Riprendiamo dalla STAMPA di oggi, 01/02/2016, a pag. 12, con il titolo "Donne e uomini insieme pregheranno al Muro del Pianto", il commento di Lea Luzzati.
Non è soltanto una vittoria delle donne, è ben di più. Una svolta storica anche se riguarda soltanto un pezzo di muro, un fazzoletto di terra lastricata. Il governo israeliano ha approvato ieri la creazione di un settore di preghiera egualitario presso il Muro Occidentale, più comunemente noto come il Muro del Pianto (anche se gli ebrei lo chiamano “Il Muro” e basta, in virtù di una millenaria antonomasia). Questa decisione è il frutto di una battaglia avviata più di dieci anni fa dalle cosiddette «Donne del Muro», un vasto gruppo di esponenti femminili dell’ebraismo non ortodosso che rivendicava uno spazio di preghiera in quello che è il luogo più importante per la fede ebraica. Che non è un luogo sacro in senso stretto ma certamente un concentrato di memorie, speranze e nostalgie, e il punto accessibile più vicino a quella spianata dove ora ci sono la moschea di Al Aqsa e la dorata Cupola della Roccia ma una volta c’era il Tempio di Gerusalemme. Il Muro del Pianto è di fatto una sinagoga a cielo aperto, dove in ottemperanza ai dettami dell’ebraismo ortodosso vigeva sino ad oggi una rigorosa separazione dei sessi.
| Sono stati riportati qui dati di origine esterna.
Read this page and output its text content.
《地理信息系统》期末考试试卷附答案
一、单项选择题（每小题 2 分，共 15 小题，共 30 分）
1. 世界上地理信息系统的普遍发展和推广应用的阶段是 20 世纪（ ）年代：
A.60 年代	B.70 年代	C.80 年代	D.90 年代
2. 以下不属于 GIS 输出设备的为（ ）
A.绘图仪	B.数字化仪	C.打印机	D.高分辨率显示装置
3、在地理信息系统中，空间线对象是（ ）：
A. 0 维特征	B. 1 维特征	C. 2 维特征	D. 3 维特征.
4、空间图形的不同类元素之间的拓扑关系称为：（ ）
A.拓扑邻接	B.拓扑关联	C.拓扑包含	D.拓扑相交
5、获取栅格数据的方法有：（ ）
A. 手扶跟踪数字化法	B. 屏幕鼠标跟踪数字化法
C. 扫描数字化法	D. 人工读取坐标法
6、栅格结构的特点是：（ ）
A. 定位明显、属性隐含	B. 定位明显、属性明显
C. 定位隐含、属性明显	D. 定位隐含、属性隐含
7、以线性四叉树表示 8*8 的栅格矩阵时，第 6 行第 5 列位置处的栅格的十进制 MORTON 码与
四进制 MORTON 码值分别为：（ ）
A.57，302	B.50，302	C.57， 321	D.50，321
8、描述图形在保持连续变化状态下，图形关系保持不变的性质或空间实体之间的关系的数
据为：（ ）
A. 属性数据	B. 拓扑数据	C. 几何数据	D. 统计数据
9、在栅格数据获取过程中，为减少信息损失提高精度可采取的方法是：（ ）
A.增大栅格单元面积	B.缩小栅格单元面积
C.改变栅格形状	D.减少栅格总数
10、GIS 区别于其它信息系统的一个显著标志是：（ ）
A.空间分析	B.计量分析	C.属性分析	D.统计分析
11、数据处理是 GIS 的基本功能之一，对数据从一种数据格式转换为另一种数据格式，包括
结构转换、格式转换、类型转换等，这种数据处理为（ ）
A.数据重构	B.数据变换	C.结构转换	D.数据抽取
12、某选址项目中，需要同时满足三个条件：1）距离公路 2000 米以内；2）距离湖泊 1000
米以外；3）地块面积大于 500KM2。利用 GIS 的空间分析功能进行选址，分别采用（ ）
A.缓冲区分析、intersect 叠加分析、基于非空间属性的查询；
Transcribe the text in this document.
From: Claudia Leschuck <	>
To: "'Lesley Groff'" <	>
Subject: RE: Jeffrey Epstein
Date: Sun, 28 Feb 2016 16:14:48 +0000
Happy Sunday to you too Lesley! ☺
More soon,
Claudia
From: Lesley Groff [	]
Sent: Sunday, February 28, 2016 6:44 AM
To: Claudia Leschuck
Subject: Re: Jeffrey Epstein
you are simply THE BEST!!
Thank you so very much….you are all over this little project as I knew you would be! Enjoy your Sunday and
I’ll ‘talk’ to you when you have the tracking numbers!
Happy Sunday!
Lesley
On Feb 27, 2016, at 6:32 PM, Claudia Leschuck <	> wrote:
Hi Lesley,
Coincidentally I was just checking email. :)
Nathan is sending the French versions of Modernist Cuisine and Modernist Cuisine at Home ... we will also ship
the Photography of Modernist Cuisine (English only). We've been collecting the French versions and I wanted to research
Le donne del Muro avevano ottenuto peraltro qualche tempo fa uno spazio esclusivo, dove poter pregare e leggere la Torah come gli uomini, secondo quel principio di parità nei ruoli sancito dalla variegata galassia dell’ebraismo riformato e rifiutata da quello ortodosso, dove le donne non partecipano alla preghiera, si limitano a osservarla da una certa distanza e attraverso una mechitza, cioè una barriera fisica.
D’ora in poi, invece, il Muro del Pianto sarà lo specchio fedele di un mondo ebraico religioso che non è affatto monolitico. Si tratta innanzitutto di un progetto urbano che prevede di allestire nella parte più meridionale del Muro un settore apposito, misto, con le infrastrutture necessarie - libri di preghiere, scialli da preghiera, rotoli della Torah - e uno spiazzo antistante. Sarà visibile quanto gli altri settori del Muro e accessibile ai visitatori oltre che ai fedeli. Di fatto, la svolta è storica anche perché sancisce la fine del monopolio ortodosso sulla gestione pubblica del Muro, affidata d’ora in poi a una commissione mista, con anche dei rappresentanti dell’ebraismo riformato - progressisti o conservatives - oltre che dei delegati del governo e delle donne del Muro. Una sorta di democrazia assoluta fedele ai tanti volti dell’ebraismo contemporaneo.
«È una vittoria per tutto il popolo ebraico», ha detto Jerry Silvermann, presidente della federazione ebraica del Nord America. È pur vero che l’istanza viene soprattutto da quegli Stati Uniti dove la maggioranza dei figli d’Israele non è ortodossa ma integrata nelle diverse declinazioni dell’ebraismo riformato. D’altro canto, il pluralismo religioso del mondo ebraico è un’evidenza storica, il cui riconoscimento è oggi forse più opportuno che mai, anche perché chiama in causa una questione contemporanea cruciale, quella delle donne. Che d’ora in poi potranno, se lo vogliono, pregare insieme agli uomini di fronte a un pezzo di Muro del Pianto destinato al culto egualitario. Se lo vogliono, gli uni e le altre potranno continuare a restare ciascuno per conto proprio, negli altri settori. È questo che in fondo il progresso dovrebbe sempre fare: aprire opportunità, ampliare il ventaglio di scelte, allargare i diritti invece di restringerli. Ed è paradossale ma in fondo anche suggestivo il fatto che a un pezzo di muro millenario, carico di storia e di parole, sia oggi affidato il compito di cambiare le cose per restare fedele a se stesso, a quello che è sempre stato: un angolo di mondo dove alzare lo sguardo e provare a vedere un po’ più in là, verso il cielo.